Le président américain Barack Obama a fait part jeudi de ses "doutes" quant à la volonté des talibans afghans de renouer le dialogue avec Kaboul sous la houlette de leur nouveau chef, le mollah Haibatullah, un sentiment partagé au Pakistan et en Afghanistan.
Dignitaire religieux plus versé dans l'étude du Coran que dans la stratégie militaire, le mollah Haibatullah Akhundzada, dont la nomination a été rendue publique mercredi, ne s'est pas encore exprimé publiquement sur une éventuelle relance du processus de paix moribond.
Réagissant jeudi pour la première fois à sa désignation depuis le G7 au Japon, le président Obama a ironisé sur le profil du successeur du mollah Mansour à la tête de l'insurrection: "je ne m'attendais pas à ce qu'un démocrate soit nommé".
Malgré la fin de la mission de combat de l'Otan fin décembre 2014, les Etats-Unis sont encore profondément impliqués en Afghanistan. Quelque 9.800 de leurs soldats y sont stationnés et Washington est partie prenante dans les efforts déployés par Kaboul pour relancer les négociations de paix abruptement suspendues l'été dernier à l'annonce de la mort du mollah Omar.
Car depuis janvier, Américains, Chinois, Pakistanais et Afghans appellent les talibans à les rejoindre dans le dialogue, mais leurs efforts ont tous échoué pour le moment.
Et, s'il jugeait encore lundi que la mort du mollah Mansour était un "jalon dans (notre) effort pour ramener paix et prospérité en Afghanistan", Barack Obama s'est montré bien plus pessimiste jeudi, une fois le nom de son successeur connu.
Il a dit "douter" que les talibans rejoignent la table des négociations. Pis, "nous pensons que les talibans vont poursuivre dans la voie de la violence", a-t-il ajouté lors d'un point de presse en marge du G7.
Comme pour lui donner raison, les talibans ont revendiqué un attentat suicide qui a tué 11 personnes près de Kaboul mercredi, au moment même où la désignation du mollah Haibatullah était rendue publique.
- 'Un homme religieux'-
Plus nuancé que son homologue américain, le président afghan Ashraf Ghani, qui a fait du retour à la paix l'un des enjeux de son mandat, a tendu la main aux talibans "qui ont ici une nouvelle occasion de mettre fin à la violence". Mais il a prévenu ceux qui ne renonceraient pas aux armes qu'ils devront s'attendre à connaître le "même destin" que le mollah Mansour.
Mais le retour au dialogue au sein même du quartette qui réunit la Chine, le Pakistan, les Etats-Unis et l'Afghanistan est lui aussi compromis.

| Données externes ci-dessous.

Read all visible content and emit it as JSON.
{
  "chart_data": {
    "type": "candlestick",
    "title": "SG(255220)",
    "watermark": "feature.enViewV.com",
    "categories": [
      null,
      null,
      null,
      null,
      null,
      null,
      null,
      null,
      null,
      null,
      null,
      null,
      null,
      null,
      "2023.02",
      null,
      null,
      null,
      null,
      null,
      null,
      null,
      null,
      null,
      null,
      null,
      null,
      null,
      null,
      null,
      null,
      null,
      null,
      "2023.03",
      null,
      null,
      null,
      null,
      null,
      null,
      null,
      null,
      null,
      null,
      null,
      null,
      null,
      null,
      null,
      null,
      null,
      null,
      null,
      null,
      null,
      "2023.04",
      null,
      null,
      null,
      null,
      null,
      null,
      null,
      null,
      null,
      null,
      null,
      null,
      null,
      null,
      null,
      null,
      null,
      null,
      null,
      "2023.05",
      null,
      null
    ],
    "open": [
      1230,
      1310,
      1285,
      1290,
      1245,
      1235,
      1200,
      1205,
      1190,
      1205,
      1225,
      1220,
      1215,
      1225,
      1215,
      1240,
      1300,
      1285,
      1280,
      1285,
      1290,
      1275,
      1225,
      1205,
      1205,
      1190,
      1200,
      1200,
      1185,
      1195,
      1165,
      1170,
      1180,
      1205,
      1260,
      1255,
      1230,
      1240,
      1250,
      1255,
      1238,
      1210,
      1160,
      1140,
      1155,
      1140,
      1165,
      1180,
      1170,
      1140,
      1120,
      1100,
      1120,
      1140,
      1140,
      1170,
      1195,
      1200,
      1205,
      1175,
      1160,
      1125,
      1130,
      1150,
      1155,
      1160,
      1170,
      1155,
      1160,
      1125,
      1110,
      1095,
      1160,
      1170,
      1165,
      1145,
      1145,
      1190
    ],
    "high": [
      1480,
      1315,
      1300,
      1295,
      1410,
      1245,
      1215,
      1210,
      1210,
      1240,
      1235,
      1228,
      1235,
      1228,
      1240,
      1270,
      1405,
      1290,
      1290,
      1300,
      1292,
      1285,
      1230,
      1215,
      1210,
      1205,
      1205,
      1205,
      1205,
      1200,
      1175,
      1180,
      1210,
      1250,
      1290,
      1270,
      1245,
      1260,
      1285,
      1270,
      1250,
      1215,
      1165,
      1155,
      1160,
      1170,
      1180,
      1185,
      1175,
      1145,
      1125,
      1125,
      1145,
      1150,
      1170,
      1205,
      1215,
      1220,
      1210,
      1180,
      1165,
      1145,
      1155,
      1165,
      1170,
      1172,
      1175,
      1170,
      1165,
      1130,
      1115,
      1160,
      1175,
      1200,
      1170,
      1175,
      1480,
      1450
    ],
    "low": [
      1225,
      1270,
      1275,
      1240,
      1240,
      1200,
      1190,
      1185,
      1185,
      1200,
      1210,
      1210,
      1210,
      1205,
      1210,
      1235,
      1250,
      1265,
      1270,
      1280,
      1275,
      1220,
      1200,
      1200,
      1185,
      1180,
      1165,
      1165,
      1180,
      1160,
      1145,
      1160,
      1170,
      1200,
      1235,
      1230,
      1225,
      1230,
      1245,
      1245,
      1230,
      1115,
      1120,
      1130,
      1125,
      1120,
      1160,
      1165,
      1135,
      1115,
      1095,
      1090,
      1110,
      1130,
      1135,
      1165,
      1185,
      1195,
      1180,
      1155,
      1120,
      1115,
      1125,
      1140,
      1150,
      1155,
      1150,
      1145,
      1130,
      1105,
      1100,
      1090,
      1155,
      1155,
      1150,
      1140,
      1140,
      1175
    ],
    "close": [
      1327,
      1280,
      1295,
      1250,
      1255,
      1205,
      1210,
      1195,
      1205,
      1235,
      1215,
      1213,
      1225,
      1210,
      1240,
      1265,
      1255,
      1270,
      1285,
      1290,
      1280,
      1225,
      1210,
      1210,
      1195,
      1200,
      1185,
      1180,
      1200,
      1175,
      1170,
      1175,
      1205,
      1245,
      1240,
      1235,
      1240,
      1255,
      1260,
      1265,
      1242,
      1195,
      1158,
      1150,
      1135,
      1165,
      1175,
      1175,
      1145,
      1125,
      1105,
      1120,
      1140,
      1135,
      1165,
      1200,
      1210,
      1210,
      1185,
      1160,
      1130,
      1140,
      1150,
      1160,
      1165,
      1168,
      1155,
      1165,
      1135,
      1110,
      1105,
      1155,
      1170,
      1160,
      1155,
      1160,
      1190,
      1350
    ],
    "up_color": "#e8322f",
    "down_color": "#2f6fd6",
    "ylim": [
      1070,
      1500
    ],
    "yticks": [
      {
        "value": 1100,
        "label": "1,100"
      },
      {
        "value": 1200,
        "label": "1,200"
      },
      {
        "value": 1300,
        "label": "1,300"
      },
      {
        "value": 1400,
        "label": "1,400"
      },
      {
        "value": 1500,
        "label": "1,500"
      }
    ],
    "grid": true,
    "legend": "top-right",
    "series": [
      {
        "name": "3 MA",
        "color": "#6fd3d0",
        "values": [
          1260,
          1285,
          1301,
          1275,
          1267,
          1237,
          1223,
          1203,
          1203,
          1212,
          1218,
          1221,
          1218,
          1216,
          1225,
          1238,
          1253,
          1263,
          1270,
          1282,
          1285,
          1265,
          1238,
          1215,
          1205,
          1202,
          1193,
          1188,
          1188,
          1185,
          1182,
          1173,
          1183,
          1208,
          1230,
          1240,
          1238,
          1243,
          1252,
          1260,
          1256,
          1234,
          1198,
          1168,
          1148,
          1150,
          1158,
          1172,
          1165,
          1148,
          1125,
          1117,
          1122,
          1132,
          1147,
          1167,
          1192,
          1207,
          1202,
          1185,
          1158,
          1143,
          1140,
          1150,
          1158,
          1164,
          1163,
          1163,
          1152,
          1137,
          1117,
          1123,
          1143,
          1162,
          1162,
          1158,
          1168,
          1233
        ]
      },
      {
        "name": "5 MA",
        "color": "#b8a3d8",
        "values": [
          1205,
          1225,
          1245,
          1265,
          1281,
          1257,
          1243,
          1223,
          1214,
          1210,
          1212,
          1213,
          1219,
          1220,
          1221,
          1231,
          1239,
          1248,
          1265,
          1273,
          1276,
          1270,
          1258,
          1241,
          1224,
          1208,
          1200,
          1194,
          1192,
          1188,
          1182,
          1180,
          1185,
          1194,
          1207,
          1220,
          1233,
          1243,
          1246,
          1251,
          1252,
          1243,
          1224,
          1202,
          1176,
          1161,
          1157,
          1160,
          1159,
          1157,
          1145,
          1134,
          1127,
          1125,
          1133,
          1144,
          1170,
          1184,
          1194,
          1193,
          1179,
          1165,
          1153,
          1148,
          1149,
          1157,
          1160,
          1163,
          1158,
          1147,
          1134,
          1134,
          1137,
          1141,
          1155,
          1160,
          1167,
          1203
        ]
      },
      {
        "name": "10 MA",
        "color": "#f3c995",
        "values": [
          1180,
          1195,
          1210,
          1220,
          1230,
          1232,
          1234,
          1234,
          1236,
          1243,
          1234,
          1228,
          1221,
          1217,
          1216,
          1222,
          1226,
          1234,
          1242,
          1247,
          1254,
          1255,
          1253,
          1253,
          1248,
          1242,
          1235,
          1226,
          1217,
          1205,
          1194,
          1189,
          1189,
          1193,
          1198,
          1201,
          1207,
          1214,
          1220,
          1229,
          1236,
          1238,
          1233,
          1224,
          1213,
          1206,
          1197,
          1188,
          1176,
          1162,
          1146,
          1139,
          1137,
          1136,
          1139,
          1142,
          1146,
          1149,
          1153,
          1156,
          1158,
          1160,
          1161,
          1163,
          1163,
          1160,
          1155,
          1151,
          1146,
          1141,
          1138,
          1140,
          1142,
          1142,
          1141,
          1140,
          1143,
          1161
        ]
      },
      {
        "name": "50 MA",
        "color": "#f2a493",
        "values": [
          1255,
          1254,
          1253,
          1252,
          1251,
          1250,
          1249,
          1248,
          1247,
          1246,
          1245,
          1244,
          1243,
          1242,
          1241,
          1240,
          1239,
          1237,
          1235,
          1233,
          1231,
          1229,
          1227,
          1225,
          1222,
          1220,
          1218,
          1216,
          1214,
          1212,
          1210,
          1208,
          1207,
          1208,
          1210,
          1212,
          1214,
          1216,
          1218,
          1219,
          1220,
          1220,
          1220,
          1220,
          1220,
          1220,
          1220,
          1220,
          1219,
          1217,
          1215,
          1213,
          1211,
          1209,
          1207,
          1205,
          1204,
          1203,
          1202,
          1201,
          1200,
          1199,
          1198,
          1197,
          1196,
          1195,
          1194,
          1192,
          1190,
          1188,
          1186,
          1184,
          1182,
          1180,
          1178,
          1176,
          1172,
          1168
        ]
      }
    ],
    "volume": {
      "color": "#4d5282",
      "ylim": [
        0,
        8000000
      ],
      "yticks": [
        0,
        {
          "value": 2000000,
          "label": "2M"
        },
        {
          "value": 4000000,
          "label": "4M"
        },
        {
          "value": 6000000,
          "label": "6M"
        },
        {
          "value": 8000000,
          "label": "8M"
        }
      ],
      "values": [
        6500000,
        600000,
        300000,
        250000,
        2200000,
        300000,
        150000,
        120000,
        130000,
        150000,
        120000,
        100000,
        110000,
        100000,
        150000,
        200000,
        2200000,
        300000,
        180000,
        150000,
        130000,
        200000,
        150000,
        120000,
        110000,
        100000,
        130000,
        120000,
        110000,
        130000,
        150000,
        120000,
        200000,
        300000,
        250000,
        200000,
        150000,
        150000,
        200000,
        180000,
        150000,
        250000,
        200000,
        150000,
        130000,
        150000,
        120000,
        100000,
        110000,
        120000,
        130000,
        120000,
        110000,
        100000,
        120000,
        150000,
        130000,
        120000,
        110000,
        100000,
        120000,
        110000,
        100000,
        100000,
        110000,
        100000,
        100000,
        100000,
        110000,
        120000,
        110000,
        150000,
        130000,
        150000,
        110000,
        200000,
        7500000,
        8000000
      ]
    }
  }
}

Islamabad a vertement protesté contre le tir de drone américain, y voyant une "violation" de sa souveraineté.
Le raid américain et la mort du mollah Mansour "ont sapé le processus de paix afghan", a fait valoir jeudi Sartaj Aziz, conseiller pakistanais aux Affaires étrangères.
Même sombre constat, mais pour d'autres raisons, au Haut conseil pour la paix (HCP), l'organe de Kaboul destiné à tenter de se rapprocher des talibans. "Le nouveau chef des talibans est un homme profondément religieux. A court terme, il est bien possible qu'il ne s'intéresse pas au dialogue politique", a expliqué à l'AFP Mohammad Ismaïl Qasemyar, un membre du HCP.
Car en creux la personnalité du mollah Haibatullah et la difficulté à le cerner semblent lourdement peser dans l'équation. Ce quinquagénaire, ancien bras droit du mollah Mansour natif du sud afghan, est avant tout un théologien.
De façon assez inattendue, une photo de lui de bonne qualité a commencé à circuler sur internet. Les talibans ont confirmé que le portrait de l'homme à la barbe grisonnante et au turban blanc était bien celui de leur nouveau chef. Une franchise qui tranche avec le secret qui entourait les mollahs Omar et Mansour, dont seule une poignée de clichés de mauvaise qualité existait.
Mais l'ère du mollah Haibatullah s'ouvre avec un mouvement fragmenté. Certains cadres ont fait sécession dans le sang à la nomination du mollah Mansour l'été dernier. Sa première tâche sera donc d'unifier l'insurrection.